Apify actors for Goodreads data provide:
- Residential proxy rotation to bypass Cloudflare and rate limits
- Automatic retry logic with exponential backoff
- Headless browser support for JavaScript-rendered content
- Scheduled runs for monitoring new releases and trending lists
- Built-in storage with export to JSON, CSV, or direct database integration
Example of running a Goodreads actor via the Apify API:
const { ApifyClient } = require('apify-client');
const client = new ApifyClient({
token: 'YOUR_APIFY_TOKEN'
});
async function scrapeGoodreadsBooks(bookUrls) {
const run = await client.actor('your-goodreads-actor').call({
startUrls: bookUrls.map(url => ({ url })),
maxReviewsPerBook: 100,
includeAuthorData: true,
proxy: {
useApifyProxy: true,
apifyProxyGroups: ['RESIDENTIAL']
}
});
const { items } = await client
.dataset(run.defaultDatasetId)
.listItems();
return items;
}
// Scrape multiple books
scrapeGoodreadsBooks([
'https://www.goodreads.com/book/show/5907.The_Hobbit',
'https://www.goodreads.com/book/show/3.Harry_Potter_and_the_Sorcerer_s_Stone',
'https://www.goodreads.com/book/show/11127.The_Hitchhiker_s_Guide_to_the_Galaxy'
]).then(books => {
console.log(`Scraped ${books.length} books`);
books.forEach(b => console.log(`${b.title}: ${b.rating}/5`));
});
Practical Use Case: Building a Genre Trend Tracker
Here's a complete example that combines multiple scraping techniques to track genre trends:
async function trackGenreTrends(genreSlugs) {
const trends = {};
for (const genre of genreSlugs) {
const url = `https://www.goodreads.com/shelf/show/${genre}`;
try {
const response = await fetchWithRetry(url);
if (!response) continue;
const $ = cheerio.load(response.data);
const books = [];
$('div.leftAlignedImage').each((i, el) => {
if (i >= 20) return false;
const $el = $(el);
books.push({
title: $el.find('a.bookTitle').text().trim(),
author: $el.find('a.authorName').text().trim()
});
});
trends[genre] = {
topBooks: books,
bookCount: parseInt(
$('div.mediumText')
.text().match(/([\d,]+) books/)?.[1]
?.replace(/,/g, '')
) || 0,
scrapedAt: new Date().toISOString()
};
await randomDelay(3000, 6000);
} catch (error) {
console.error(`Error tracking ${genre}:`, error.message);
}
}
return trends;
}
// Track multiple genres
trackGenreTrends([
'fantasy', 'science-fiction', 'romance',
'thriller', 'literary-fiction'
]).then(trends => {
for (const [genre, data] of Object.entries(trends)) {
console.log(
`\n${genre}: ${data.bookCount} total books`
);
data.topBooks.slice(0, 5).forEach((b, i) => {
console.log(` ${i + 1}. ${b.title} by ${b.author}`);
});
}
});
Legal and Ethical Considerations
Goodreads scraping comes with important caveats:
- Terms of Service: Goodreads' ToS prohibits automated scraping. Use at your own risk and for legitimate purposes
- Data privacy: Don't collect or store personal user data beyond what's publicly visible
- Rate limiting: Be respectful of their infrastructure — aggressive scraping hurts everyone
- robots.txt: Check and respect their robots.txt directives
- Commercial use: If building a commercial product with Goodreads data, consult a lawyer
- Attribution: If displaying Goodreads data publicly, provide proper attribution
Conclusion
Despite the API deprecation, Goodreads remains one of the richest sources of book data on the internet. With careful scraping techniques, proper rate limiting, and respect for the platform's resources, you can extract valuable insights for publishing research, recommendation engines, and literary analysis.
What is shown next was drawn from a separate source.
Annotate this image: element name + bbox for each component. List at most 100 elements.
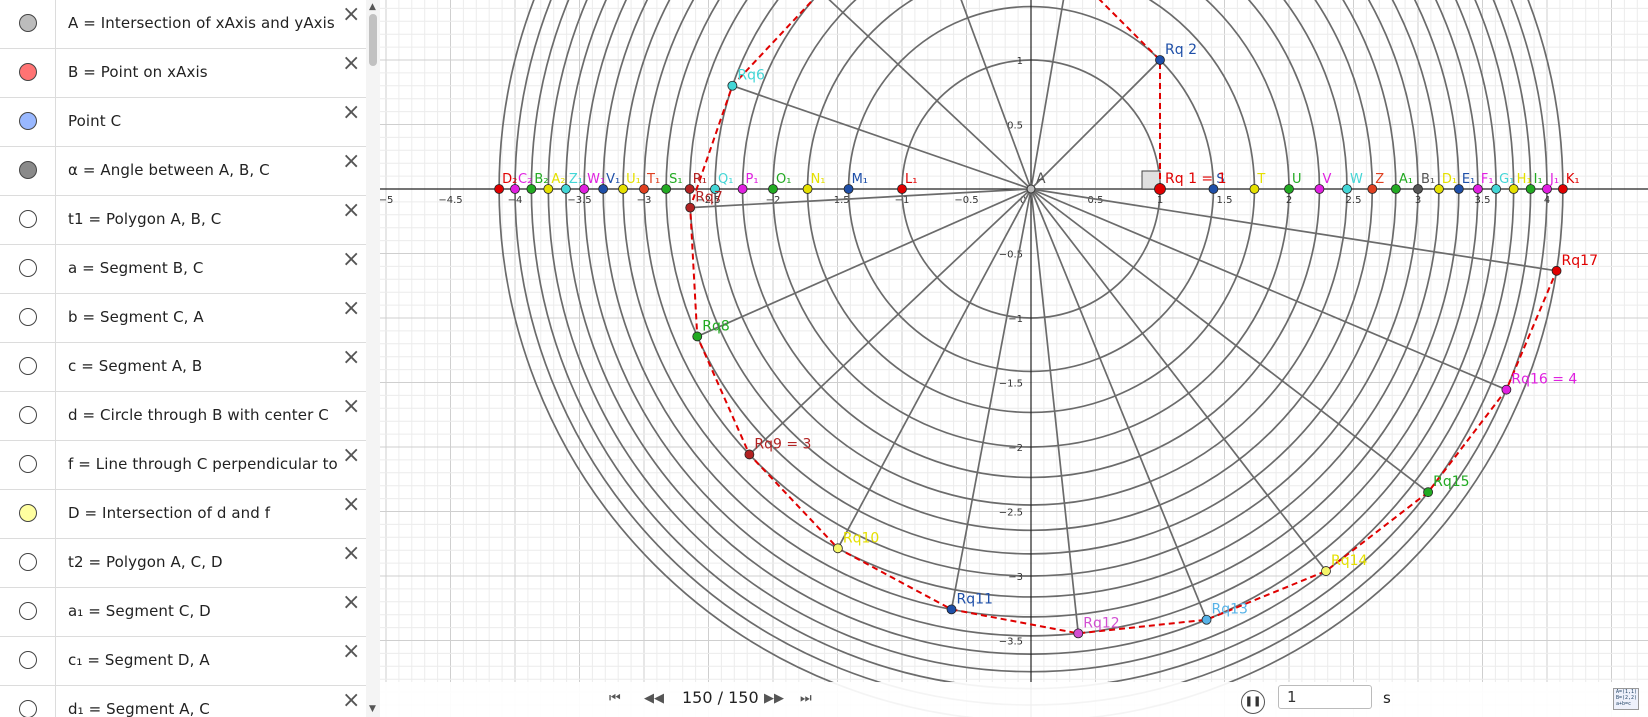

For production workloads, platforms like Apify handle the infrastructure complexity — proxy rotation, CAPTCHA solving, scheduling, and data storage — so you can focus on deriving value from the data rather than maintaining scraping infrastructure.
Whether you're an indie author researching your market, a publisher tracking trends, or a developer building the next great book discovery tool, the techniques in this guide give you a solid foundation for accessing Goodreads' wealth of book data.